Heating prices are expected to decrease this season, yet how can long-term sustainable biomass and heating prices be ensured?
According to data from the Baltpool Energy Exchange, this summer the exchange participants concluded 50% more long-term transactions compared to the same period last year. The price of biomass, which accounts for 70% of the heating price in Lithuania, dropped below the 2017 price level (155.37 EUR/TOE). Statistical data from the National Energy Regulatory Council also shows that this heating season is likely to be the cheapest since 2012.
“Last season, the media published numerous articles in which heat providers were promising a drastic increase in heat prices following growth of biomass prices. This actually did not happen due to many cheaper biomass offers on the exchange from Latvia. The situation this year is opposite – the country’s market is dominated by low biomass prices,” said Andrius Smaliukas, CEO of Baltpool.
According to data from Baltpool, district heat supply companies have already saved 20% to 40% compared to the previous heating season by concluding long-term contracts of purchase of biomass. For instance, AB Šiaulių Energija this year purchased biomass 40.3% cheaper (156.27 EUR/TOE) that in the same period last year (261.89 EUR/TOE) and is now attempting to diversify its biomass purchase portfolio and therefore purchased 91% rather than 100% of the biomass required for the heating season under long-term transactions.
“Compared to the previous heating season, the price of heat will drop on average by 10–15% due to low biomass prices, but the final results in individual cities may differ due to changes in the other constituents of the price of heat. This will depend on the decisions regarding recalculation of prices and setting of new base prices passed by the National Energy Regulatory Council (VERT),” said Valdas Lukoševičius, President of the Lithuanian District Heating Association.
In October this year, heating prices in Lithuanian cities were considerably lower compared to the same period last year. For instance, the heating price in Vilnius decreased by 21%, i.e. from 4.96 ct/kWh to 3.92 ct/kWh compared to the same period last year. On the other hand, the heating price in Riga in October 2019 was 15% higher (4.439 ct/kWh) than in October 2018 (5.19 ct/kWh).
According to Mr. Smaliukas, on the one hand, the situation in the market is favourable. The prices of both biomass and natural gas are low and heating expenses for the population are becoming increasingly affordable.
According to the head of Baltpool, it is not surprising that the Lithuanian biomass market is viewed by most European countries as a very mature market: in Lithuania, the heat produced using biomass in the district supply accounts for as much as 70%, i.e. the same figure as in Scandinavia, while thanks to the orientation of district heating to renewable sources our country has easily fulfilled the EU 2020 requirements for 23% of renewable sources in the energy balance. Nevertheless, there is the question of whether these market conditions are sustainable or not. Will the last year’s scenario when the cheap biomass trading season was followed by an expensive one be repeated?

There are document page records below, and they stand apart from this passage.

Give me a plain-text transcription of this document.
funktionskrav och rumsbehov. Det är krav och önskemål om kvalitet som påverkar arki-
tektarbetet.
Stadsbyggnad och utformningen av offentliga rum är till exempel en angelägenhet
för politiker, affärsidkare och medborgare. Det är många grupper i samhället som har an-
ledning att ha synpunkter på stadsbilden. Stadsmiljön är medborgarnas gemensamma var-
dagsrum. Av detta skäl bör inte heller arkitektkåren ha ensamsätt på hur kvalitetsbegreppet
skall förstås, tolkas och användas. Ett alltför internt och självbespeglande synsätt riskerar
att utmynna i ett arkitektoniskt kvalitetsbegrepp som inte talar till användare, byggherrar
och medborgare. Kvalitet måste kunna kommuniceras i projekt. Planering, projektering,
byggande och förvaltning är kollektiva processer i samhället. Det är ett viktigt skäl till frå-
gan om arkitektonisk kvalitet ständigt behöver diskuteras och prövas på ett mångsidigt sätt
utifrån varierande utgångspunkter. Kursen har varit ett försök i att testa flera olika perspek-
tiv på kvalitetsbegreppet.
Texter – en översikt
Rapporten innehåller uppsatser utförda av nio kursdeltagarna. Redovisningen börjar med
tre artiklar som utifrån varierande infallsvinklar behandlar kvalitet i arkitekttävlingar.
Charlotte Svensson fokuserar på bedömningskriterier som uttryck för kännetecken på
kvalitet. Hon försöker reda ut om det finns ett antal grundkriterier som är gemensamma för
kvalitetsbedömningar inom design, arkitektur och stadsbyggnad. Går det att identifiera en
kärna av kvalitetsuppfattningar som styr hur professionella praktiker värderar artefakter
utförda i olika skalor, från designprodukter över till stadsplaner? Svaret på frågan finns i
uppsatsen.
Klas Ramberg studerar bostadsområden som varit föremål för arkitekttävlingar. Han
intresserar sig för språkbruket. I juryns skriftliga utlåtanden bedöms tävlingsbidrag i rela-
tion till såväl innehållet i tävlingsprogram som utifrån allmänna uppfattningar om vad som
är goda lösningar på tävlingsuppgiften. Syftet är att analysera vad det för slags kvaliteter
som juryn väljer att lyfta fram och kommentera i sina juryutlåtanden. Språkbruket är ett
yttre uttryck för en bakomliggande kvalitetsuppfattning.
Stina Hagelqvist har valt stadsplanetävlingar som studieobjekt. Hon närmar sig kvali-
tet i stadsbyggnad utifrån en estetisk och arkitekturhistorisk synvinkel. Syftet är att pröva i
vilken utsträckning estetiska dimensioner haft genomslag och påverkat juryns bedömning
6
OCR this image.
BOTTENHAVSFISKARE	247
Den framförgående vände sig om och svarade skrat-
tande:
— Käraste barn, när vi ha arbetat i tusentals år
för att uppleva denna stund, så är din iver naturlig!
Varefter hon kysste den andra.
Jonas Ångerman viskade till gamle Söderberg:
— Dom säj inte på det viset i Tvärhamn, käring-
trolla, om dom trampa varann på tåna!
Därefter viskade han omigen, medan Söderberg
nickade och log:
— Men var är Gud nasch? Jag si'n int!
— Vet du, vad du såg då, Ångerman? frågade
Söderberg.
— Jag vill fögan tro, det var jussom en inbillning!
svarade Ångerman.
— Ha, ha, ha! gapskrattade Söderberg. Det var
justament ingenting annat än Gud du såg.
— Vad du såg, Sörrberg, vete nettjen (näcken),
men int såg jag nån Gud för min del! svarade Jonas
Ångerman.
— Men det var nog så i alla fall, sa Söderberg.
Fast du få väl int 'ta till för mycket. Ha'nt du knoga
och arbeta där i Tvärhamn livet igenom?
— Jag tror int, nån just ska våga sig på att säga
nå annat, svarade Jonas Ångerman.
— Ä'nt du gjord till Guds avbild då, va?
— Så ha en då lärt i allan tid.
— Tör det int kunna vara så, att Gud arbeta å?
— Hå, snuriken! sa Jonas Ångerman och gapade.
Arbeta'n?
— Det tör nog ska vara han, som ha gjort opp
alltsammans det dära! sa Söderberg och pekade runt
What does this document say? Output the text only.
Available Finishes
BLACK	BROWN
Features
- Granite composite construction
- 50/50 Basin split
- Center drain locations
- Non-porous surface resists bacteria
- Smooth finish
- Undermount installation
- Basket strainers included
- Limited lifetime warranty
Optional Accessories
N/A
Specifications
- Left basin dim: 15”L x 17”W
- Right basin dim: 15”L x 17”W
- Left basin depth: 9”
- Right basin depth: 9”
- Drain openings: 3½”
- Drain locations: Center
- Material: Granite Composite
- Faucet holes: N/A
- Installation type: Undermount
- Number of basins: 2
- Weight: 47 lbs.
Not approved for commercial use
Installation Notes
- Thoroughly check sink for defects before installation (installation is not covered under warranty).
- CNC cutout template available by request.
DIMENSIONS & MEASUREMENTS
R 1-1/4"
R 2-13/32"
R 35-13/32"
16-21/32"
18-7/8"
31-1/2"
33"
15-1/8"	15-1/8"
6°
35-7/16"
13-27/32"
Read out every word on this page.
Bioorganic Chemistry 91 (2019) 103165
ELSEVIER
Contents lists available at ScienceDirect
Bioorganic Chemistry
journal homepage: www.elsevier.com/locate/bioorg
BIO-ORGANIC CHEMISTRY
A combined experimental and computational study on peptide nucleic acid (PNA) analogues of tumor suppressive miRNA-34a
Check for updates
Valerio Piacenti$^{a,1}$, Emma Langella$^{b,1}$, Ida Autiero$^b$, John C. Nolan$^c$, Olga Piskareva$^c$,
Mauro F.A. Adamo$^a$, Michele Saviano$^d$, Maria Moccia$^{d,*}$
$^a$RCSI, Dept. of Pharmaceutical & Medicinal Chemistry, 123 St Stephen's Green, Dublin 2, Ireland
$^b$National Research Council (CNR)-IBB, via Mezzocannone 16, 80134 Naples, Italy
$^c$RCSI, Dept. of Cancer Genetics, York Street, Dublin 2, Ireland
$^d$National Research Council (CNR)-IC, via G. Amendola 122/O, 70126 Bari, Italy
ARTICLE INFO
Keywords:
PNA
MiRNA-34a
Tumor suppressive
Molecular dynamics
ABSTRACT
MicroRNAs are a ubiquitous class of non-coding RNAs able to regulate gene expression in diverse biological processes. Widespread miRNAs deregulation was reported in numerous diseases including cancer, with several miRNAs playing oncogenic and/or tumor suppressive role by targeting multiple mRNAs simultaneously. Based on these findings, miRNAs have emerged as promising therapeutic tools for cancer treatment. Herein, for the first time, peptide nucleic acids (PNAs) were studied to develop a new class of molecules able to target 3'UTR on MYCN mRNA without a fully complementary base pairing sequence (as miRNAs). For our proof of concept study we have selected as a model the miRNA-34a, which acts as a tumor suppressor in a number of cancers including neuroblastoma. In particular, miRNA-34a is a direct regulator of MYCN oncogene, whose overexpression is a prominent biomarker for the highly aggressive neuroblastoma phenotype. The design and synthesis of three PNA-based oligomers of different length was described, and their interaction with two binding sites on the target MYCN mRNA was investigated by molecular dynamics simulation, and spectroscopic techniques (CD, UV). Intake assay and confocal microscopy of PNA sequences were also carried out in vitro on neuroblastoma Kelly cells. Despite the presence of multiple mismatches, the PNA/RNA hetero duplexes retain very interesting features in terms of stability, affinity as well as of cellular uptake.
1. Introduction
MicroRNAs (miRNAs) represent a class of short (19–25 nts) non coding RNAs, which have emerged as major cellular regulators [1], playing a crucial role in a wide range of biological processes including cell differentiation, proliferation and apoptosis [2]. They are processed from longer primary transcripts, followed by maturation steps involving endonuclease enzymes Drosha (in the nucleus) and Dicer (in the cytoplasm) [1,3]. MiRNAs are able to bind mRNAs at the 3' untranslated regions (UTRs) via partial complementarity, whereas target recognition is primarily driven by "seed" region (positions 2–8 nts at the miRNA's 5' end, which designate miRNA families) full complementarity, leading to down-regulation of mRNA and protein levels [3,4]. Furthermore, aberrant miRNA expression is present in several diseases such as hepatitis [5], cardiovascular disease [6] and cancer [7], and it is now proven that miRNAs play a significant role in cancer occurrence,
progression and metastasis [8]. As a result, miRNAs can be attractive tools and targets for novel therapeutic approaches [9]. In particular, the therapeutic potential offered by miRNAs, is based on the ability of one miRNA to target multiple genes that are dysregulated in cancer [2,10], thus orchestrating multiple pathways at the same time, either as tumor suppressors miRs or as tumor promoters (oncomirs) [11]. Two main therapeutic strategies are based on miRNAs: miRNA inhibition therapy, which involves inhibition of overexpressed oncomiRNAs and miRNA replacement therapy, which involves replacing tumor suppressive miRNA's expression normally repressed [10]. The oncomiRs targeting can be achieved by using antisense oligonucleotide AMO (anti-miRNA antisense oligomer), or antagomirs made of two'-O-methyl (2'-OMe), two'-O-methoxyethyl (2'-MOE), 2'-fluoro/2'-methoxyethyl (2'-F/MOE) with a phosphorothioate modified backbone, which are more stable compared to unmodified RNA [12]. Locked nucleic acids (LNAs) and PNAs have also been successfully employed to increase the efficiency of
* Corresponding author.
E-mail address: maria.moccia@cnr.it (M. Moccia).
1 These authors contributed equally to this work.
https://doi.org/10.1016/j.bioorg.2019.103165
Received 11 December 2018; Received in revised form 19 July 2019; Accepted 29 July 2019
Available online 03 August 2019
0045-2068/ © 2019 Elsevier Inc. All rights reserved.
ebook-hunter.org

“Biomass producers and suppliers that are active on foreign markets (Ukraine, Serbia, Croatia) notice that a lack of biomass producing companies is the main obstacle to the development of the biomass sector. If the price of biomass continues to decrease, it will be detrimental to the Lithuanian biomass producer and supplier sector: most of the companies operating in Lithuania will have to discontinue operations, and as a result we will have several monopolist biomass suppliers and a drastic price increase. We should look for ways to prevent such extremes,” said Vilma Gaubytė, Director of LITBIOMA.
According to her, over the past five years the Lithuanian biomass energy sector has reached a very high level – an effective, flexible and open sector has been created. The turnover of the sector amounts to approximately EUR 400 million and the number of people employed in the sector is approximately 7,500 (mostly in rural areas). Biomass technologies worth EUR 100 million are exported to other countries every year.